EC authorises GM as many others reject it
As the EU Commission authorised 19 genetically engineered plants for import in just one day, Hungary takes a bold stand and destroys 1000 acres of maize found to have been grown with genetically modified seeds. The Hungarians aren’t the only ones taking a stand, famous musician, Neil Young, has a new album coming out on June 16 called The Monsanto Years which is about the multinational chemical giant that has been a leader in the development of genetically modified seeds and pesticides. And it doesn’t stop there – Chipotle Mexican Grill now only prepare food that is free of genetically engineered ingredients. Steve Ells, founder and co-chief executive, commented, “Just because food is served fast doesn’t mean it has to be made with cheap raw ingredients, highly processed with preservatives and fillers and stabilizers and artificial colors and flavors.” Experts from several EU Member States have criticised the deficiencies in EU risk assessment carried out by the by European Food Safety Authority (EFSA) but these were ignored by the EU Commission in its decision making process. Instead, it is suggesting new regulations that would allow each Member State to ban the import of genetically engineered plants. They would not, however, be allowed to use arguments such as health risks to justify their decision. Consequently, it would be almost impossible to defend such national bans against legal challenges.

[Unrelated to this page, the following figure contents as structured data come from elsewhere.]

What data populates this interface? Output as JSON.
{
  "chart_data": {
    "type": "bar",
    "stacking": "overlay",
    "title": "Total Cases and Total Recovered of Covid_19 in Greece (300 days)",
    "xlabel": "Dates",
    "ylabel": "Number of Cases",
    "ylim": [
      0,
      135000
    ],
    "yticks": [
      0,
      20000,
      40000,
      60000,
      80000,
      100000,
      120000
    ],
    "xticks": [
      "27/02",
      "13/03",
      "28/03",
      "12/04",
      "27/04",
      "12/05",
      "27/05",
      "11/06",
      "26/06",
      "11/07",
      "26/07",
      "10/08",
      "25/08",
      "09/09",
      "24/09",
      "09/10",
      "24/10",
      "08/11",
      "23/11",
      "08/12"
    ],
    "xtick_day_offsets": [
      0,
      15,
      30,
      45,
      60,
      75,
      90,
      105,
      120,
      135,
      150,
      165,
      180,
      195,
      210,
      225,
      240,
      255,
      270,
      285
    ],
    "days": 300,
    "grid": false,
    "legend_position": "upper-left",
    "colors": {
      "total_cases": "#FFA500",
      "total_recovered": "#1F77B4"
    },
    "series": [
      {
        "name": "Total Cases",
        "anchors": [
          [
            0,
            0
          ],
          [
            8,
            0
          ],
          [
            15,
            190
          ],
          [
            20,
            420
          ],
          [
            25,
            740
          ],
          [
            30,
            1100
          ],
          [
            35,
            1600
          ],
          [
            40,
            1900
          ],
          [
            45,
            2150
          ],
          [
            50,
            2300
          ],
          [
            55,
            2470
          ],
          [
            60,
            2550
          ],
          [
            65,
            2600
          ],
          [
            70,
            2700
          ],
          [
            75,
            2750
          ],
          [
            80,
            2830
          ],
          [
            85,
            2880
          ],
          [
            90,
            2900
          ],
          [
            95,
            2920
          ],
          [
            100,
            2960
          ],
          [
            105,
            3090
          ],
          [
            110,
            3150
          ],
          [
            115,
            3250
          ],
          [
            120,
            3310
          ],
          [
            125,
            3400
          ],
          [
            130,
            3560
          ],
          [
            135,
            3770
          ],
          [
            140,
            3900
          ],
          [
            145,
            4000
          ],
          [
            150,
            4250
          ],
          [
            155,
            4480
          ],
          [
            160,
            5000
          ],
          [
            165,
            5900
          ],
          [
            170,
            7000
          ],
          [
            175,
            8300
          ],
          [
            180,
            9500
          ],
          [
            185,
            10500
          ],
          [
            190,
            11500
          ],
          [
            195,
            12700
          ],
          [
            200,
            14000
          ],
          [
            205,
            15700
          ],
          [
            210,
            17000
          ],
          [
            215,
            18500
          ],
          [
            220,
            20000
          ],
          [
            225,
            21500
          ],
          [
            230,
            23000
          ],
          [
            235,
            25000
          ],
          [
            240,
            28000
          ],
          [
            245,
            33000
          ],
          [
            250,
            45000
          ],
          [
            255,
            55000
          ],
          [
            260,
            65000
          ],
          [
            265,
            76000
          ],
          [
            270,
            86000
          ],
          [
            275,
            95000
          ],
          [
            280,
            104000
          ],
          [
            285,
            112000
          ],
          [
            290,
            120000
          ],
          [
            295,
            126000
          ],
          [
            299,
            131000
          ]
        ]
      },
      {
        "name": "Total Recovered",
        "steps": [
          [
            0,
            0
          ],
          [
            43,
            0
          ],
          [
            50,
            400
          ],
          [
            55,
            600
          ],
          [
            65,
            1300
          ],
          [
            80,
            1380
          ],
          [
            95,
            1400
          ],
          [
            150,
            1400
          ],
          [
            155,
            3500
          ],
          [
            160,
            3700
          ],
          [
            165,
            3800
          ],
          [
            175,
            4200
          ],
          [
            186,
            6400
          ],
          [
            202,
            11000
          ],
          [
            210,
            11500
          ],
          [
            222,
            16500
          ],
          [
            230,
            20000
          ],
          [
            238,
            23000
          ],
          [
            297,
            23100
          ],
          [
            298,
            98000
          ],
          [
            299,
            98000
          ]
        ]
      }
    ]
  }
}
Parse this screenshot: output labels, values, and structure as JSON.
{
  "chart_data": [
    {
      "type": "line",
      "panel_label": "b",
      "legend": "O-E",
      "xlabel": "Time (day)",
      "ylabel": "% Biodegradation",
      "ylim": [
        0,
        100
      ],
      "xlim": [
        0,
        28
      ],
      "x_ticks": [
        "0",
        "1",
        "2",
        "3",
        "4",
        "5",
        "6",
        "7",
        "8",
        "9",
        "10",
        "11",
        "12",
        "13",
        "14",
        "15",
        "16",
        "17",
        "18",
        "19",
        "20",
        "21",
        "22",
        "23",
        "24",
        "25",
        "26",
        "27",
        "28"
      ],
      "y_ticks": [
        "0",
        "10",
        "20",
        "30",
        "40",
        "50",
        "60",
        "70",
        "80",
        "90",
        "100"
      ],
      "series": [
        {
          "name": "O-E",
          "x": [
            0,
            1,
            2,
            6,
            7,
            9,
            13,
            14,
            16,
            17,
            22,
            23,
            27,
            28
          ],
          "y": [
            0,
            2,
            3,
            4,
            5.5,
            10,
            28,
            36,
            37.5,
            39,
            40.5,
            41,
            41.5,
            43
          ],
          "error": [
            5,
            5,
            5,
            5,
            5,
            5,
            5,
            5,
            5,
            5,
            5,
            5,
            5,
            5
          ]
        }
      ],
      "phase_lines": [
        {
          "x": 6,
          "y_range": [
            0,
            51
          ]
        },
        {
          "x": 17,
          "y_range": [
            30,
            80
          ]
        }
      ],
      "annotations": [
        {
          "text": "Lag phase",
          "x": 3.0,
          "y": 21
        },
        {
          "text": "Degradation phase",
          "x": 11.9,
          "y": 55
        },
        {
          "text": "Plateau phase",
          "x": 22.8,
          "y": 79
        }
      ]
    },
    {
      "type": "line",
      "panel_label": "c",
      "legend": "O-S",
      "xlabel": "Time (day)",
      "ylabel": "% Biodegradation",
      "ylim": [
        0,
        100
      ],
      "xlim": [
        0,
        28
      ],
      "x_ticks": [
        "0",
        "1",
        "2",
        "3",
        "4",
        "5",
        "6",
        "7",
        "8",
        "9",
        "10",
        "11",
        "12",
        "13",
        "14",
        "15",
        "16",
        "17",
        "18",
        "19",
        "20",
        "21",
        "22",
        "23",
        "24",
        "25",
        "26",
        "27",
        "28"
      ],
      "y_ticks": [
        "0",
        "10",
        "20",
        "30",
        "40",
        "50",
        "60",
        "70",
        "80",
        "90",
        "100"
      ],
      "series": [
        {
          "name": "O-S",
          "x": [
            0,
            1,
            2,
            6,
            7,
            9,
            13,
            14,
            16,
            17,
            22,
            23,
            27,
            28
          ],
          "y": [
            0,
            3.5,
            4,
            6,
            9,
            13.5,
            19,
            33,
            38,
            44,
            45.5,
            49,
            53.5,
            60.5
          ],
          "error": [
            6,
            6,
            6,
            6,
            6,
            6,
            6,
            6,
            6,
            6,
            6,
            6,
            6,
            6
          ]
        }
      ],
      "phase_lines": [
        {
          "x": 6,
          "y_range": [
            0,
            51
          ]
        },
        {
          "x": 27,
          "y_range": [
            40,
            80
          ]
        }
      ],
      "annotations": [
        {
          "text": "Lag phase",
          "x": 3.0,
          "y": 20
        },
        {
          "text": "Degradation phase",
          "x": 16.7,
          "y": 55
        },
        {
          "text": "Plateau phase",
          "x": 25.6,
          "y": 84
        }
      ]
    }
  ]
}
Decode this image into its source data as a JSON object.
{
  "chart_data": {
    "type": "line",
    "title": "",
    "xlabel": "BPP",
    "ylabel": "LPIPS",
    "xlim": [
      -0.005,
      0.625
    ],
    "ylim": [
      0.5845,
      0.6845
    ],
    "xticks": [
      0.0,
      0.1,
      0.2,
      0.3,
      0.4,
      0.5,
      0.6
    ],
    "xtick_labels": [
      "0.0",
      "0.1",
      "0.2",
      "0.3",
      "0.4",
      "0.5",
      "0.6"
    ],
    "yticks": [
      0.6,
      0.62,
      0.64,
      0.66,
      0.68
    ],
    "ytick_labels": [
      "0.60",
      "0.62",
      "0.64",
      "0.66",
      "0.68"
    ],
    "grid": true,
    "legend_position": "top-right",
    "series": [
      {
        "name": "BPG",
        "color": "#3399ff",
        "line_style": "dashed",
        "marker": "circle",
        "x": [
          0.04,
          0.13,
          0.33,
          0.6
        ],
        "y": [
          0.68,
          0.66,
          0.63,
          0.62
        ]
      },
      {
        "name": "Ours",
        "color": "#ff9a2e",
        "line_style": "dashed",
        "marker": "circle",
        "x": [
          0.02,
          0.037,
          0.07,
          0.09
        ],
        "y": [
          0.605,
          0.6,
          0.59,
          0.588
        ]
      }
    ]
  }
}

To vaccinate or not to vaccinate…
Following our article about the Australian government announcing the ‘No jab, no play, no pay’ regime, its interesting to read that the Australian Prime Minister, Tony Abbott, refused to vaccinate his daughters with the human papillomavirus (HPV) vaccine. In 2006 he was quoted as saying, “I won’t be rushing out to get my daughters vaccinated, maybe that’s because I’m a cruel, callow, callous, heartless bastard but, look, I won’t be.” And perhaps he was right in being skeptical about the HPV vaccine as a recent study found that women who receive the vaccine may be more likely to be infected with certain high-risk strains of the virus than women who do not get the vaccine.